John grunted his reply. “Not especially. I took it because it paid well and I could do it without much effort. But now that lack of responsibility has lead me to a Christmas where my kids have a dad out of work.”
“Do you think they’ll care?” Gainley asked.
“What do you mean?”
“They’re kids. They aren’t going to think their dad is a failure. If you tell them that you didn’t like the job and are looking for something new.”
John gave him a small laugh. “That isn’t going to work with my wife.”
“I bet you’ll find her more sympathetic than you think.”
John was puzzled. “What do you mean?”
“Did she marry you for your money?”
John shook his head. “No, of course not. I was broke when I met her.”
“I’m sure you haven’t been able to keep your unhappiness from her.”
“Yeah, she knows I didn’t like that job.”
“Have you given her any reason to think that you won’t find another one?”
John thought about it. “No, I haven’t been out of work since I was sixteen.”
“Then why would you think poorly of her?”
John was stunned. “I hadn’t thought of it like that. This could be an opportunity for us to start over.

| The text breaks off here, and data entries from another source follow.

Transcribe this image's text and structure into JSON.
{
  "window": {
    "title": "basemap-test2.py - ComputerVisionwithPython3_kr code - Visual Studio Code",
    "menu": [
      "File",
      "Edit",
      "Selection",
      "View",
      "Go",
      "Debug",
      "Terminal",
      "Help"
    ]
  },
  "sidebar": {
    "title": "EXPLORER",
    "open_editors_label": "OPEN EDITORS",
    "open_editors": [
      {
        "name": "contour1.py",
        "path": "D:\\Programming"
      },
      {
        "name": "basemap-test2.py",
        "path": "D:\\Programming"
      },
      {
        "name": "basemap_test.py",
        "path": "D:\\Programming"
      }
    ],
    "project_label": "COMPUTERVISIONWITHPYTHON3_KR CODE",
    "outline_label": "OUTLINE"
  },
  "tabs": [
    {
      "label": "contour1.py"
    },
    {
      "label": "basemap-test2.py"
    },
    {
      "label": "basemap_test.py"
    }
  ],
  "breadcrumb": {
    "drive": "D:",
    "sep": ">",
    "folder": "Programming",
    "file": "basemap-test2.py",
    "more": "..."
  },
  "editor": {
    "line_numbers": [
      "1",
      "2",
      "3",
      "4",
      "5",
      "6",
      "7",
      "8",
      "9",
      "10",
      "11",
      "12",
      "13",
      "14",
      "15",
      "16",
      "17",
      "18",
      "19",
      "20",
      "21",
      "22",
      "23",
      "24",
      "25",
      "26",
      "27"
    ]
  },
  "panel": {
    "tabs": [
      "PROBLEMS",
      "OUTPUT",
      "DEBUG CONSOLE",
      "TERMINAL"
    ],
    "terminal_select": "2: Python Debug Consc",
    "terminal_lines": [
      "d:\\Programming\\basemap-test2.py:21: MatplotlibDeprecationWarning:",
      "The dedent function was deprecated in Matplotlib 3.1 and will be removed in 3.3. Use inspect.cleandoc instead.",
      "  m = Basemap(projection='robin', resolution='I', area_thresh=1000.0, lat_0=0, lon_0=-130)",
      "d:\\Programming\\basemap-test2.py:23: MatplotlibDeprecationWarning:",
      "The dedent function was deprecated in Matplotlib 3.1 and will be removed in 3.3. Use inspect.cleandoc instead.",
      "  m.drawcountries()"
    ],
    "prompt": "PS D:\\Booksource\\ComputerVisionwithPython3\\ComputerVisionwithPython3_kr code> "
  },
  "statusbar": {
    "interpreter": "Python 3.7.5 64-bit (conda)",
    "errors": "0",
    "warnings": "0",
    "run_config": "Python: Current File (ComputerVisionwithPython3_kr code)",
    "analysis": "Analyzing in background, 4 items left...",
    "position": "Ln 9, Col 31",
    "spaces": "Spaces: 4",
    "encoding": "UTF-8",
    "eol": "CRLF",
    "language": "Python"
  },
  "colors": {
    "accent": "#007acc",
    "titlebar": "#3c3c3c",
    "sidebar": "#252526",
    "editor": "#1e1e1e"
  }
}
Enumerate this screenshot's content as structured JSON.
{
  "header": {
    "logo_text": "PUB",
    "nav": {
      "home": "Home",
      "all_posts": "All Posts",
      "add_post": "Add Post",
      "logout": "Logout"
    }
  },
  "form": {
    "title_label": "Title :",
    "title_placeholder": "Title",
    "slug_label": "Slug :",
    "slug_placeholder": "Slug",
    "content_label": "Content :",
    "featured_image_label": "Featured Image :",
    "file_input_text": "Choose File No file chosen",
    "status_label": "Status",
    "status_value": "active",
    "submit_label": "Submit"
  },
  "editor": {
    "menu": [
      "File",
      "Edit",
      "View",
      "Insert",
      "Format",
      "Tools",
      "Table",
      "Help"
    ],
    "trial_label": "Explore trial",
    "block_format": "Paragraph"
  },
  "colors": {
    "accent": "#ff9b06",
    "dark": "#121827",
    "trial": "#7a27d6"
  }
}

As long as it doesn’t take too long to find another job we should be okay. I mean, we have some savings.”
“There you are,” Mr. Gainley said.
“It’s so easy to get caught up in the boxes we set up in our lives that we get consumed with making sure each one is filled. That’s how I felt about my life. Like I was going along making sure each box was filled.”
“Instead of enjoying it,” Mr. Gainley said.
“Exactly. My family isn’t going to leave me because I lost my job. I just need to make sure I take care of the important things and nothing is more important than them.”
“Precisely.”
“It wasn’t my job I lost. It was my perspective.” John considered it for a moment. “Thank you, Mr. Gainley. It was good talking with you.” He buttoned up his coat. “I have to get home now. Ellen and I have a lot of talking to do.”
“Aren’t you forgetting something?” Mr. Gainley asked.
“Like what?”
“What you came in here to find.” The shopkeeper held up the pair of sunglasses.
John took them and grunted out a little laugh. “Have a good day, Mr. Gainley.”
“You too, son.”
The little bell over the door clinked as John left. He walked out into the November sun and slipped on his diddy-bop shades.